Albüm Kritik 455 (Naglfar / Cerecloth)

Bu yıl çıkan albümler birikmeye başladı iyice. Ben çok yavaş kaldım bu konuda farkındayım. Fakat farklı bir projeye başladım ve yakın zamanda bu siteye içerik üretmeyi sonlandıracağım. Bu ne zaman olacak bilmiyorum. O zaman gelene kadar biraz daha buralarda olacağım. Black Metal albümlerini sizler için sıralamaya devam ediyorum. Bir süre hiç Black Metal albümü yazmadığım için buraya, son zamanlarda biriken Black Metal albümlerini birer birer buraya kaydediyorum işte. Genel olarak orta halli bir tat alıyorum bu yılki Black Metal albümlerinden. Elbette daha çok az bir kısmını dinledim. Fakat dinlediklerim arasında çok azı benim aklımı başımdan aldı. Geri kalan albümlerin hepsi aynı standardı koruyor ve çok da farklı şeyler sunmuyorlar ne yazık ki. Bugün ise İsveç’e gidiyor ve köklü Black Metal gruplarından birisi olan “Naglfar”ın bu yıl bizlerin huzuruna sunduğu “Cerecloth” adlı albümlerinin derinliklerine dalıyoruz ve de insan nefretimizi körüklüyoruz!

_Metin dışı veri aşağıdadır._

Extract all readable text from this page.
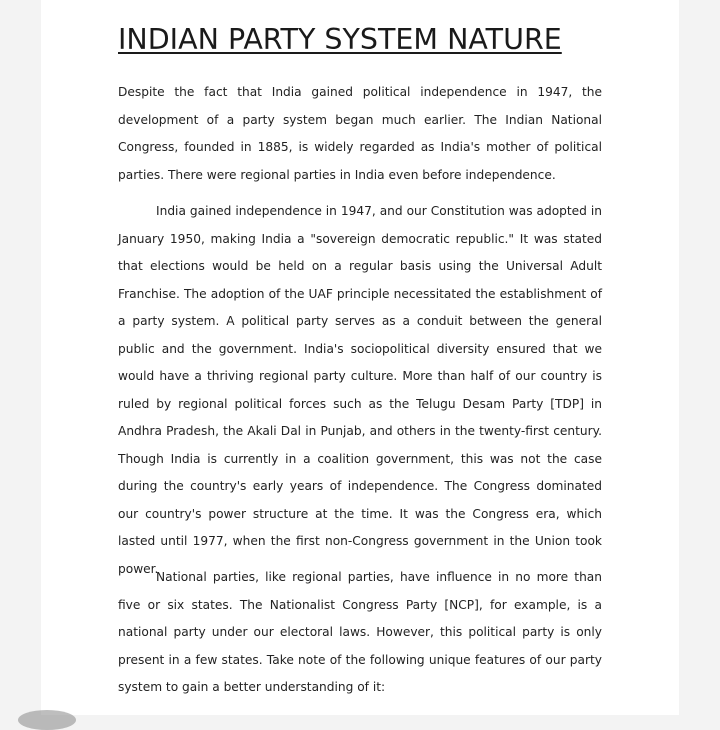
INDIAN PARTY SYSTEM NATURE

Despite the fact that India gained political independence in 1947, the development of a party system began much earlier. The Indian National Congress, founded in 1885, is widely regarded as India's mother of political parties. There were regional parties in India even before independence.

India gained independence in 1947, and our Constitution was adopted in January 1950, making India a "sovereign democratic republic." It was stated that elections would be held on a regular basis using the Universal Adult Franchise. The adoption of the UAF principle necessitated the establishment of a party system. A political party serves as a conduit between the general public and the government. India's sociopolitical diversity ensured that we would have a thriving regional party culture. More than half of our country is ruled by regional political forces such as the Telugu Desam Party [TDP] in Andhra Pradesh, the Akali Dal in Punjab, and others in the twenty-first century. Though India is currently in a coalition government, this was not the case during the country's early years of independence. The Congress dominated our country's power structure at the time. It was the Congress era, which lasted until 1977, when the first non-Congress government in the Union took power.

National parties, like regional parties, have influence in no more than five or six states. The Nationalist Congress Party [NCP], for example, is a national party under our electoral laws. However, this political party is only present in a few states. Take note of the following unique features of our party system to gain a better understanding of it:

Herhalde Black Metal’in şeytan seviciliğinden ve onun ilahi kudretini konu alan temalarından sonraki en popüler konusu “Misanthropy” yani insan düşmanlığıdır. Günümüzde daha çok Melodik Black Metal gruplarının teması oluyor insan düşmanlığı. Felsefi yaklaşımlar ile albümlerini oluşturmak isteyen bu türdeki birçok grubun vazgeçilmez konusu oluyor. Bunun en büyük nedeni ise insan gözlemlerinin iyi bir şekilde yapılması sanırım. Çünkü günümüzde belirli bir entelektüel seviyeye ulaşmış birçok kişide bu duygu vardır. İnsan düşmanlığı bana göre zihni çalışan herkesin içinde bulundurduğu bir duygudur. Zira çoğu insan artık kötücül bir yaşam formundan başka bir şey değildir. Naglfar da işte bu temayı kullanan en etkili gruplardan birisidir. Ben, Naglfar ismini çok önceden biliyor olsam da bu zamana kadar hiçbir albümlerini siteye yazma şerefine nail olamadım. Bunun sebebini bilmiyorum ama sonuçta bugün bu işi de halletmiş oldum.

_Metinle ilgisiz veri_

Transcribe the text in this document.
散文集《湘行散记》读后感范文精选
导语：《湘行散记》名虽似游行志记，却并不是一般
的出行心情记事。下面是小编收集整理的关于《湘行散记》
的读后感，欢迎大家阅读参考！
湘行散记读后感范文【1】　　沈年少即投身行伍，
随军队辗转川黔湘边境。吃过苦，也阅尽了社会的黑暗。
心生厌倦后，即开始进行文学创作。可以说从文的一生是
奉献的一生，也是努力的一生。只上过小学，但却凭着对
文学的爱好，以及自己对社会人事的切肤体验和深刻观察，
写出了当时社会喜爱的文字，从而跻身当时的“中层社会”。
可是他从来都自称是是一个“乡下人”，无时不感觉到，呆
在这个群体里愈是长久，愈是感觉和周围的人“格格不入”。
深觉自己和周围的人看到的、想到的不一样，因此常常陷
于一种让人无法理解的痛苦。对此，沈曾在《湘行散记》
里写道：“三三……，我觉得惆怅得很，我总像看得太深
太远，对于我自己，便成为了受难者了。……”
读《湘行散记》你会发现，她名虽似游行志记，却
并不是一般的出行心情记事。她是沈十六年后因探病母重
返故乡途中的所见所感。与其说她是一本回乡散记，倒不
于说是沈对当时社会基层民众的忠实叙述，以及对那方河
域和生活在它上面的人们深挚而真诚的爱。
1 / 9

Cerecloth'u dinlediğim süre boyunca genellikle olumlu izlenimler bıraktı bende. Gayet iyi bir şekilde dozu ayarlanmış ve güzel güzel kendisini dinlettirebilen bir Melodic Black Metal albümü olmuş. Elbette birkaç şarkıda sıradan riffler ve melodiler duyuyorsunuz. Fakat safkan bir Black Metal albümüne nazaran bu oran çok düşük. Bir önceki albüm değerlendirme yazısında da bundan söz etmiştim. Özgünlük konusu özellikle old-school Black Metal türünü icra edenler için bitmiş ya da sınıra dayanmış durumdadır. Cerecloth ise Melodik Black Metal albümü olduğu için kendisini bu durumdan sıyırabiliyor. Yazılan riffleri genel olarak beğendim. Özellikle melodik partisyonlar ile çok iyi bir sentez oluşturmuşlar ve gayet iyi bir şekilde kulaklarınızda yankılanıyorlar. Dediğim gibi bazı şarkılarda bu durumun dışına çıkılıyor olsa da albümü bütünsel olarak ele aldığımızda gayet başarılı bir işin ortaya konduğunu gönül rahatlığı ile söyleyebilirim. Albüm prodüksiyon açısından da herhangi bir olumsuzluğa sahip değil. Gayet iyi bir sounda sahip şarkılar dinliyorsunuz. Albümde bana göre en olmayan şey gitar soloları olmuş. Bence onlara hiç gerek yokmuş. Onun yerine daha fazla melodik partisyonlar eklenerek şarkılar daha da iyi olabilirmiş. Şarkıları seslendiren “Kristoffer W. Olivius”un sesini de yeterli buldum. Birçok brutal vokal performansı sergileyen abilerle aynı ses aralığına sahip.


Cerecloth, bu yıl içinde çıkan eli yüzü düzgün albümlerden birisi olmuş. Eli yüzü düzgün Black Metal albümlerinden birisi olmuş. Dinleyeni mutsuz etmez ve güzel zaman geçirtir. Ben dinlerken keyif aldım. Mükemmel bir albüm olmasa da “iyi albüm” kategorisinde yer aldığı da su götürmez bir gerçek. Görüşmek üzere, hoşça kalın!